The Unlikely Pilgrimage of Harold Fry [8/10]
Based on a tear-jerker novel that had the courage to peer into some dark spaces, “The Unlikely Pilgrimage of Harold Fry” turns out to be better than the book, and still very much intrinsically weepy but wrapped in barbed wire. Mousy retiree Harold receives a letter from an ex-colleague recently shoved into a hospice eight hundred kilometers north, and on impulse decides to walk (having never walked before) to sustain her with the power of some intrinsic faith. The movie tracks his painful, then blissful trek up the spine of England, whilst resurrecting the most dire of repressed memories. The book was solipsistic and the movie even more so, and Jim Broadbent puts in the performance of a lifetime as the naively determined every-person who eventually achieves novelty fame and a following of “pilgrims.” Penelope Wilton nails the other key role, that of the even more mousy wife left behind. The Unlikely Pilgrimage of Harold Fry is as gentle a movie as you would expect with the novel’s author penning the script, but superb cinematography, maxing out on scenery end the art of the trudge, means that the plot never flags. The ending almost ends up saccharine but resists, and the film triumphs as a result.
The Marriage Portrait by Maggie O’Farrell [7/10]

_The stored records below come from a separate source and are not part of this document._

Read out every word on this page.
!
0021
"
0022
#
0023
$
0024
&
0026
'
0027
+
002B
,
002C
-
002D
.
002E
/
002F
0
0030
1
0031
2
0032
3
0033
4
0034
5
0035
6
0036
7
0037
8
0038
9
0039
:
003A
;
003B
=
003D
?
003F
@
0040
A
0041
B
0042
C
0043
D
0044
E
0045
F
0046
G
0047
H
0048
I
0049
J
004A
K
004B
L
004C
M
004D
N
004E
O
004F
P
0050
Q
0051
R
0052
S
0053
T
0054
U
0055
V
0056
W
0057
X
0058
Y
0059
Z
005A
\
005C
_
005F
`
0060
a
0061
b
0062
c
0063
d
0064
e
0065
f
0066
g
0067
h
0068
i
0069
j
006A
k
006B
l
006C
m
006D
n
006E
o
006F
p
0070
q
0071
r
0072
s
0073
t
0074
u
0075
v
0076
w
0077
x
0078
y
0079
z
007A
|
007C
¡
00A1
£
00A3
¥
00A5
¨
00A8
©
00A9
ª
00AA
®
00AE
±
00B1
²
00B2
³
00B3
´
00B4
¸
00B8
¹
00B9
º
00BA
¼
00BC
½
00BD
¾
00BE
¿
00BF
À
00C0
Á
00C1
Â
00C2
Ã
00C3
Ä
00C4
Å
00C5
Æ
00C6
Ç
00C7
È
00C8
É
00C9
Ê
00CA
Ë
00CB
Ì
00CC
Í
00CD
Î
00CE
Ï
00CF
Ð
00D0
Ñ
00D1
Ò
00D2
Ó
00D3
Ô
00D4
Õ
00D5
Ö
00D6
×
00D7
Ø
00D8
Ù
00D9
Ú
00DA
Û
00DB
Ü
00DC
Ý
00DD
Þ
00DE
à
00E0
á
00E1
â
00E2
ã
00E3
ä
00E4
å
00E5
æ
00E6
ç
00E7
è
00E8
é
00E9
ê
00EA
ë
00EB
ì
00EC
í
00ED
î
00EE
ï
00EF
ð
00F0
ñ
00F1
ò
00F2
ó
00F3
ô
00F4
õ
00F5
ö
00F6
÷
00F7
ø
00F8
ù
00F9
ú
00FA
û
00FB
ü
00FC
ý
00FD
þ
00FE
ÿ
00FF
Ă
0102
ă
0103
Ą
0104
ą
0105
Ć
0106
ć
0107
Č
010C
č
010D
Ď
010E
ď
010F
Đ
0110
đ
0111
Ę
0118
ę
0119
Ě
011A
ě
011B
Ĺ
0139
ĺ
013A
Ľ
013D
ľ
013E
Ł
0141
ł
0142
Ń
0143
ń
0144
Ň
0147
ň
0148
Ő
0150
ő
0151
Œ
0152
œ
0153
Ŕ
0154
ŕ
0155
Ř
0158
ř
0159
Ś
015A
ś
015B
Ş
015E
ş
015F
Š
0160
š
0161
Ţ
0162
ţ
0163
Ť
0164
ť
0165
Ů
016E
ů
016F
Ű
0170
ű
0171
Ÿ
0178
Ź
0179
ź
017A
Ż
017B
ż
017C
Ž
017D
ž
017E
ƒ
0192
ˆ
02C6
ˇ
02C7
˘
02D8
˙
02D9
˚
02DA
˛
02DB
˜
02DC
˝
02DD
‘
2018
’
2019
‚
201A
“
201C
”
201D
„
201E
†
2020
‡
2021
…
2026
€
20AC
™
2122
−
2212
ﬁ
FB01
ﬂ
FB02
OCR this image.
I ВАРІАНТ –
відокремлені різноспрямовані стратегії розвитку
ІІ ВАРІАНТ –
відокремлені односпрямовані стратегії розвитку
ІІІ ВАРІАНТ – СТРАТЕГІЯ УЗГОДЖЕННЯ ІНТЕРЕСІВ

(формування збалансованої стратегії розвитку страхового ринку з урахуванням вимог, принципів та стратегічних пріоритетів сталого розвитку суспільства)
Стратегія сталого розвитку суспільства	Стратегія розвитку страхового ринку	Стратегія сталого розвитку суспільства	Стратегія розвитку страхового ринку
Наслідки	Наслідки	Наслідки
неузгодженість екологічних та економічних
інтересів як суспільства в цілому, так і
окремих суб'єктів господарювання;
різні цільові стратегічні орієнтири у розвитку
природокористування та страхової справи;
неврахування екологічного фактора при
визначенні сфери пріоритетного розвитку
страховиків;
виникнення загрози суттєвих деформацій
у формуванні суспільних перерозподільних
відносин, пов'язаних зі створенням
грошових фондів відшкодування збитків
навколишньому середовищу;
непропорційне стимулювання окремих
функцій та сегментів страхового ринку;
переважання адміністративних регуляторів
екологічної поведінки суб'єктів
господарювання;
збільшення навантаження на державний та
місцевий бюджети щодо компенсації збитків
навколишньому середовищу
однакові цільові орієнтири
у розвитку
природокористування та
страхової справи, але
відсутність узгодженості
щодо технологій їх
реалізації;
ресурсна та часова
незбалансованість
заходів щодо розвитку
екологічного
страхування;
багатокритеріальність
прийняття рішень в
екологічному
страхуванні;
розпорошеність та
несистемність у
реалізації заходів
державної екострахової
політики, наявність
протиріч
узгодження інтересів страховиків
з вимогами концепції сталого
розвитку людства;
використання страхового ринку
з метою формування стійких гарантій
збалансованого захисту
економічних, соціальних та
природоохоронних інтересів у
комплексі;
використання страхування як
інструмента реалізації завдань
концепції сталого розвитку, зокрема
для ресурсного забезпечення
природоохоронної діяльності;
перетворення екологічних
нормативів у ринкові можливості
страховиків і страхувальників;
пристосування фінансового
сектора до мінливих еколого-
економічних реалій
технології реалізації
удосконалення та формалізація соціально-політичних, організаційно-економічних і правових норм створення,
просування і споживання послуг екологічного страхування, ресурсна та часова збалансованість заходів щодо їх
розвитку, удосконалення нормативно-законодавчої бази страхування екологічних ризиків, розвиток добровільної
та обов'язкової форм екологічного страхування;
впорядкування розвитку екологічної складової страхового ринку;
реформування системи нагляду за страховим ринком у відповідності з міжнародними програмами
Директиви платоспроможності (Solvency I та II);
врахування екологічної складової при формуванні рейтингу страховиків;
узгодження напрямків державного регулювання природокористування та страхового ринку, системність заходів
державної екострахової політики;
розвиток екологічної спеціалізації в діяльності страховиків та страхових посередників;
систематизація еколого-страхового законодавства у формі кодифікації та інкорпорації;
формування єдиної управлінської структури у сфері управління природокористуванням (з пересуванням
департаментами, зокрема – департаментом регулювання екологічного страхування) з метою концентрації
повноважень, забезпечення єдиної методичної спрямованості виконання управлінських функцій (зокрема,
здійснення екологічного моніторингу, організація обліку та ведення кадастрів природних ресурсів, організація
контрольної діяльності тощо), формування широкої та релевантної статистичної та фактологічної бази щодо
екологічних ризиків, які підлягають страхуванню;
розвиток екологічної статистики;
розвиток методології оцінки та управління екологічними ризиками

An historical novel in the hands of Maggie O’Farrell is always an immersive, controlled experience, and while “The Marriage Portrait” is not quite in the same class as her superb Hamnet, it is a treat. Her time period this time is the middle of the sixteenth century, her locale is northern Italy, and her protagonist is sixteen-year-old Lucrezia, married off by her father, the Duke in Florence, to the new Duke of Ferrara, a manipulative, vulnerable enigma. From the first page, it is clear that Lucrezia is under threat but the threat seems mysterious until it suddenly becomes clear. An independent, artistic young woman, Lucrezia is both naive and resourceful, and the central plot dilemma is: will she survive? The author is a rolling, rhythmic stylist with a wonderful eye for retelling the past, and she brings the Italy of the time of the Medicis to life. The plot is slow but surely spooled, and the build-up to the climax is exciting. If the ending seems too Hollywood, the overall journey of The Marriage Portrait is a splendid one, well worth a read.
Blue Lights [7/10]
A jagged, fierce drama, “Blue Lights” follows three callow probationary cops in Belfast, in bleak suburbs blighted by sectarian troubles. Partnered with a motley lot of experienced mobile officers with varying degrees of cynicism and toughness, the three recruits butt up against ingrained mobsterism, official incompetence, and uncercover interference. The three core actors—Sian Brooke, Katherine Devlin, and Nathan Braniff—are exemplary, but the complete ensemble is equally impressive. A large proportion of the six episodes dwell on the interiors of squad cars or the police station, and both attain solidity with excellent cinematography. A twisty plot knits the episodes together into a truly epic climax that satisfies in so, so many ways. Gritty, uncompromising, yet full of heart, Blue Lights is a cop show with a wonderful difference.